Ex Ilva: Si aspetta la sentenza del 13 maggio prossimo da parte del Consiglio di Stato sulla decisione del Tar, che ha imposto lo spegnimento delle aree “a caldo” – la parte più inquinante dello stabilimento – su istanza del Comune di Taranto. Se questo intoppo sarà superato, “Acciaierie d’Italia” potrà partire. Che ruolo potrà giocare la grande fabbrica nel futuro del Mezzogiorno, visto che si va verso un’economia sempre più green e leggera?

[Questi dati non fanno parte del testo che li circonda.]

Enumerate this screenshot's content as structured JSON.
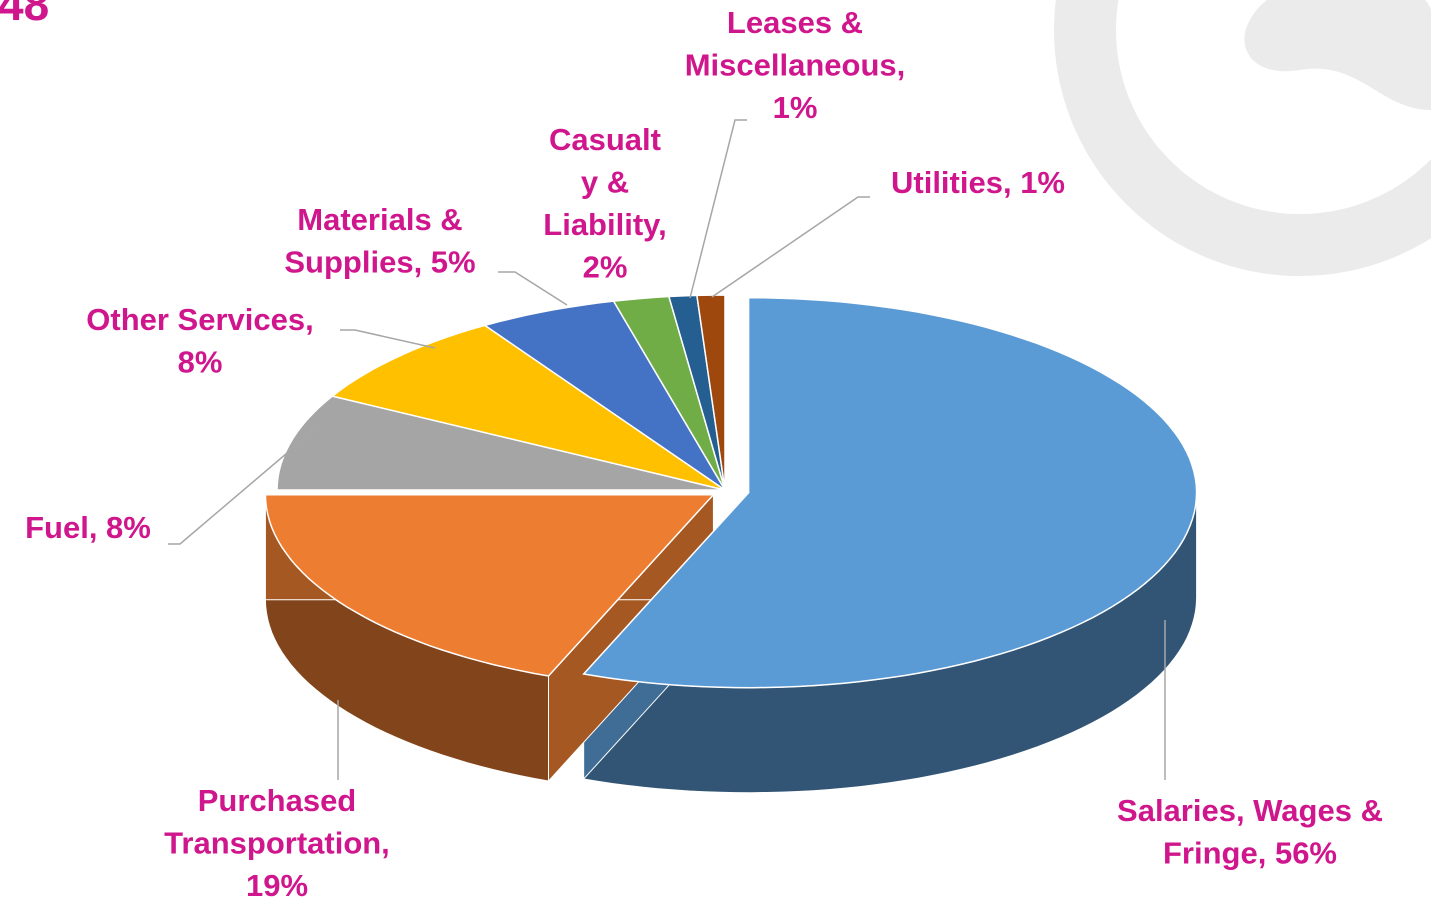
{
  "page_number": "48",
  "chart_data": {
    "type": "pie3d",
    "values": [
      56,
      19,
      8,
      8,
      5,
      2,
      1,
      1
    ],
    "value_labels": [
      [
        "Salaries, Wages &",
        "Fringe, 56%"
      ],
      [
        "Purchased",
        "Transportation,",
        "19%"
      ],
      [
        "Fuel, 8%"
      ],
      [
        "Other Services,",
        "8%"
      ],
      [
        "Materials &",
        "Supplies, 5%"
      ],
      [
        "Casualt",
        "y &",
        "Liability,",
        "2%"
      ],
      [
        "Leases &",
        "Miscellaneous,",
        "1%"
      ],
      [
        "Utilities, 1%"
      ]
    ],
    "colors": [
      "#5b9bd5",
      "#ed7d31",
      "#a5a5a5",
      "#ffc000",
      "#4472c4",
      "#70ad47",
      "#255e91",
      "#9e480e"
    ]
  }
}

Ma si può affidare il futuro della più grande fabbrica d’Italia – che è ancora, lo si ricordi, un bene di proprietà pubblica – alla sentenza di un organo che finirebbe con l’assolvere funzioni di indirizzo e definizione di politica industriale non di sua pertinenza? Immagino il disagio degli stessi Magistrati che sono chiamati a ‘delibare’ la sentenza dei loro colleghi del Tar di Lecce, alla cui esecutività, peraltro, lo stesso Consiglio di Stato aveva opposto la sospensiva, su richiesta di Arcelor Mittal. Ma se malauguratamente si decidesse di chiudere l’area a caldo di un compendio impiantistico di proprietà ancora pubblica – e nella cui gestione è entrato in modo paritetico anche capitale pubblico, destinato nel prossimo anno a salire in maggioranza – e se si infliggesse così un danno strutturale irreversibile ad Acciaierie d’Italia ( che a Taranto sono imperniate su un sito classificato per legge ‘di interesse strategico nazionale’) – la Corte dei Conti allora non avrebbe nulla da eccepire, trattandosi, lo ripeto, di un impianto ancora di proprietà pubblica ? Un Siderurgico che, si badi bene, senza l’area a caldo non è affatto conveniente trasformare in un laminatoio. Aggiungo che la vendita di quell’intero compendio impiantistico, con i siti collegati di Genova e Novi Ligure, consentirebbe il ristoro, sia pure molto parziale, dei creditori dell’ex Ilva che si sono infilati nello stato passivo dell’Amministrazione straordinaria. Allora, i problemi nell’acciaieria e dell’ecosistema di Taranto si affrontano con la decarbonizzazione (graduale) dei cicli produttivi, con l’impiego (ma in prospettiva) dell’idrogeno verde, con forni elettrici e preridotto di ferro (da produrre a costi competitivi) – altrimenti l’acciaio di quella fabbrica sarebbe fuori mercato – e soprattutto creando occupazione sostitutiva per tutti coloro che, con queste innovazioni tecnologiche, perderanno il lavoro e che non possono vivere sempre come assistiti di Stato. Lo sappiamo già in anticipo che così avverrebbe purtroppo, se non vi fosse un forte intervento di capitali pubblici e privati nel capoluogo ionico per creare occupazione sostitutiva. E perciò al problema occupazionale, che riguarderebbe migliaia di addetti diretti e nell’indotto del Siderurgico, ancora troppo giovani per poter andare in pensione, non si risponde con la propaganda e con labili e per certi aspetti risibili progetti di riconversione produttiva della Città.